Да какое там сядь посиди, когда в блоке шестеро и четыре аппарата. Не помню как, но я еле дожил до прихода смены.

– Андрюха, – сказал я наутро Орликову, – тошнит меня что-то, слабость, ноги как чужие и руки смотри как дрожат! Что это все значит?

– Это значит, Леха, что ты совсем дошел! – нахмурившись, произнес Андрей Вячеславович. – Ты посмотри на себя, скелет настоящий, тебя что, теща совсем не кормит? Пожрать тебе надо хорошенько, и все пройдет!

Дома я попробовал хорошенько пожрать, как велел мне старший товарищ, но кусок не лез в глотку, вместо этого я проспал двенадцать часов. Тошнить стало меньше, но слабость и дрожь в конечностях не проходили.

– Я тут вот что еще подумал, – строго, как настоящий врач и клиницист, начал Орликов на следующем дежурстве, – похоже, глисты у тебя! Нужно у Царьковой декарис спереть, хорошее средство, говорят.
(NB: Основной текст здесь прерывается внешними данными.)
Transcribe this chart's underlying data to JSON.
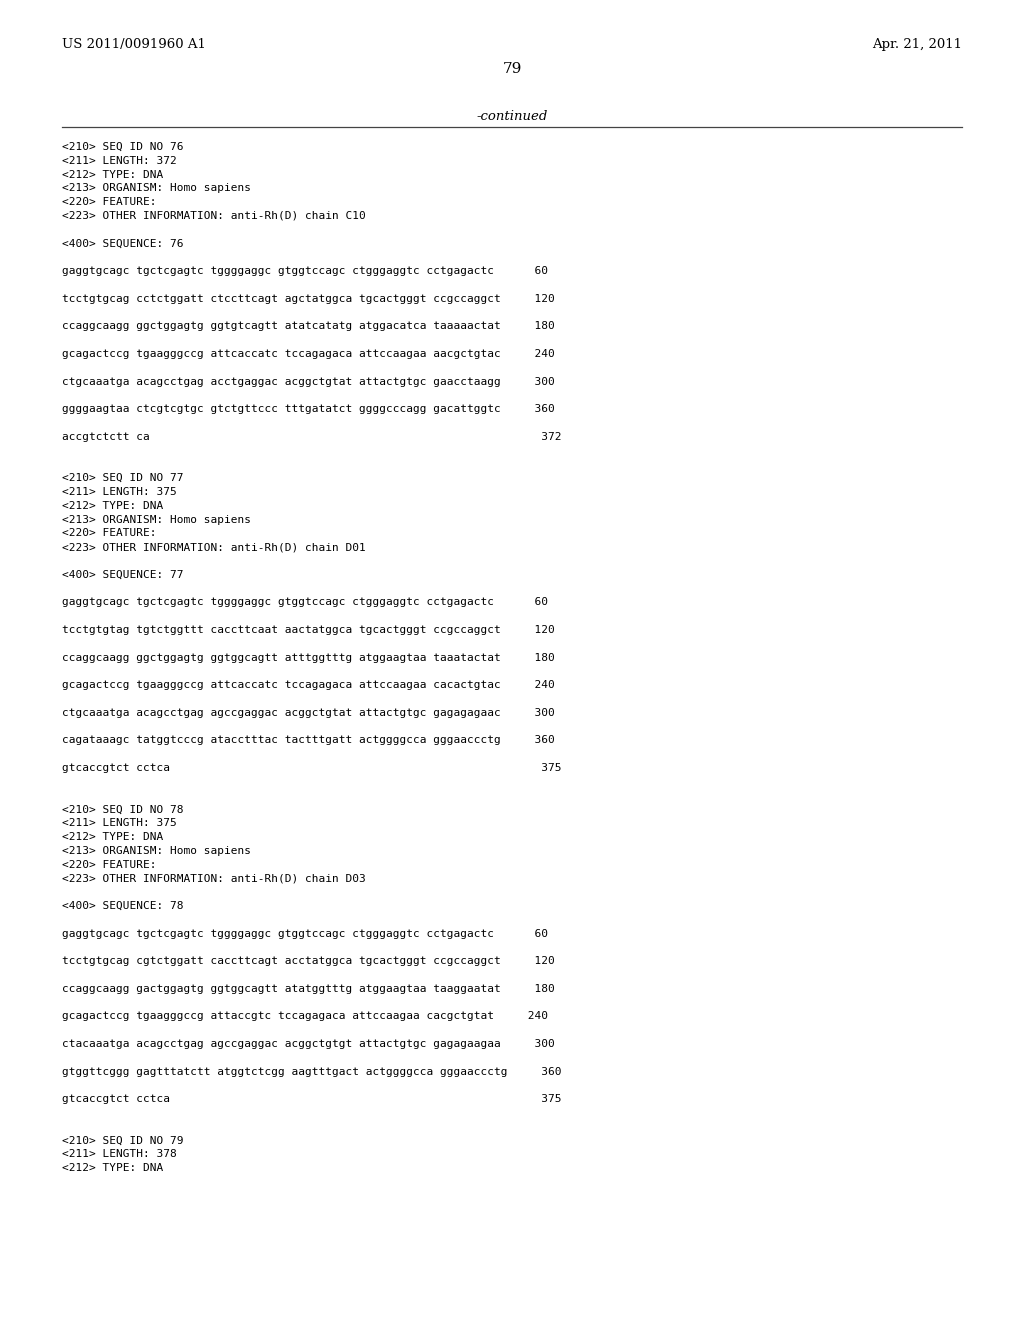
{
  "background_color": "#ffffff",
  "header_left": "US 2011/0091960 A1",
  "header_right": "Apr. 21, 2011",
  "page_number": "79",
  "continued_label": "-continued",
  "content": [
    "<210> SEQ ID NO 76",
    "<211> LENGTH: 372",
    "<212> TYPE: DNA",
    "<213> ORGANISM: Homo sapiens",
    "<220> FEATURE:",
    "<223> OTHER INFORMATION: anti-Rh(D) chain C10",
    "",
    "<400> SEQUENCE: 76",
    "",
    "gaggtgcagc tgctcgagtc tggggaggc gtggtccagc ctgggaggtc cctgagactc      60",
    "",
    "tcctgtgcag cctctggatt ctccttcagt agctatggca tgcactgggt ccgccaggct     120",
    "",
    "ccaggcaagg ggctggagtg ggtgtcagtt atatcatatg atggacatca taaaaactat     180",
    "",
    "gcagactccg tgaagggccg attcaccatc tccagagaca attccaagaa aacgctgtac     240",
    "",
    "ctgcaaatga acagcctgag acctgaggac acggctgtat attactgtgc gaacctaagg     300",
    "",
    "ggggaagtaa ctcgtcgtgc gtctgttccc tttgatatct ggggcccagg gacattggtc     360",
    "",
    "accgtctctt ca                                                          372",
    "",
    "",
    "<210> SEQ ID NO 77",
    "<211> LENGTH: 375",
    "<212> TYPE: DNA",
    "<213> ORGANISM: Homo sapiens",
    "<220> FEATURE:",
    "<223> OTHER INFORMATION: anti-Rh(D) chain D01",
    "",
    "<400> SEQUENCE: 77",
    "",
    "gaggtgcagc tgctcgagtc tggggaggc gtggtccagc ctgggaggtc cctgagactc      60",
    "",
    "tcctgtgtag tgtctggttt caccttcaat aactatggca tgcactgggt ccgccaggct     120",
    "",
    "ccaggcaagg ggctggagtg ggtggcagtt atttggtttg atggaagtaa taaatactat     180",
    "",
    "gcagactccg tgaagggccg attcaccatc tccagagaca attccaagaa cacactgtac     240",
    "",
    "ctgcaaatga acagcctgag agccgaggac acggctgtat attactgtgc gagagagaac     300",
    "",
    "cagataaagc tatggtcccg atacctttac tactttgatt actggggcca gggaaccctg     360",
    "",
    "gtcaccgtct cctca                                                       375",
    "",
    "",
    "<210> SEQ ID NO 78",
    "<211> LENGTH: 375",
    "<212> TYPE: DNA",
    "<213> ORGANISM: Homo sapiens",
    "<220> FEATURE:",
    "<223> OTHER INFORMATION: anti-Rh(D) chain D03",
    "",
    "<400> SEQUENCE: 78",
    "",
    "gaggtgcagc tgctcgagtc tggggaggc gtggtccagc ctgggaggtc cctgagactc      60",
    "",
    "tcctgtgcag cgtctggatt caccttcagt acctatggca tgcactgggt ccgccaggct     120",
    "",
    "ccaggcaagg gactggagtg ggtggcagtt atatggtttg atggaagtaa taaggaatat     180",
    "",
    "gcagactccg tgaagggccg attaccgtc tccagagaca attccaagaa cacgctgtat     240",
    "",
    "ctacaaatga acagcctgag agccgaggac acggctgtgt attactgtgc gagagaagaa     300",
    "",
    "gtggttcggg gagtttatctt atggtctcgg aagtttgact actggggcca gggaaccctg     360",
    "",
    "gtcaccgtct cctca                                                       375",
    "",
    "",
    "<210> SEQ ID NO 79",
    "<211> LENGTH: 378",
    "<212> TYPE: DNA"
  ]
}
Сказано – сделано. Я послушно погрыз ворованный декарис, прислушался к себе, но эффекта, как ни старался, не ощутил.

Зато еще через пару дней обнаружил у себя на темени здоровенную шишку, она мешала лежать на левом боку, когда я устраивался передохнуть в сестринской во время очередной суточной вахты.

“Ух ты! Какая у меня шишка здоровая, почти с кулак. – Я стал удивленно ощупывать голову. – Когда же я получил-то ее, вроде не дрался ни с кем?”

И тут вспомнил.

– Да, батенька! – сообщил мне наутро доктор Винокур, водя у меня перед глазами молоточком. – Нистагм у тебя – будь здоров, да и сам ты на себя в зеркало смотрел? Ты же зеленого цвета!

Я сидел в кабинете эходиагностики, который по вечерам служил нейрохирургам комнатой отдыха. Меня сюда Орликов затащил, когда я ему поведал про шишку и про полку с книгами.

– Так я сразу и подумал, – обрадовался Андрюша, – что у тебя эта дистония центрального характера! Пошли скорее в нейрохирургию, береженого бог бережет!

– Береженого бог бережет! – заверил Винокур, делая мне “эхо”. – Нет, все в порядке, смещения нет, но я бы тебе советовал пару недель на больничном побыть. А хочешь, госпитализируем тебя?

Я решительно отказался, заявив, что крепкий сон и покой я и в домашних условиях получить смогу. Про дежурства свои я как-то сразу не подумал. Вероятнее всего, опять забыл. Коварная она, эта ретроградная амнезия.

Да все бы ничего, я и с работой своей наверняка бы разобрался. И не такое, как говорится, выдерживали, но тут…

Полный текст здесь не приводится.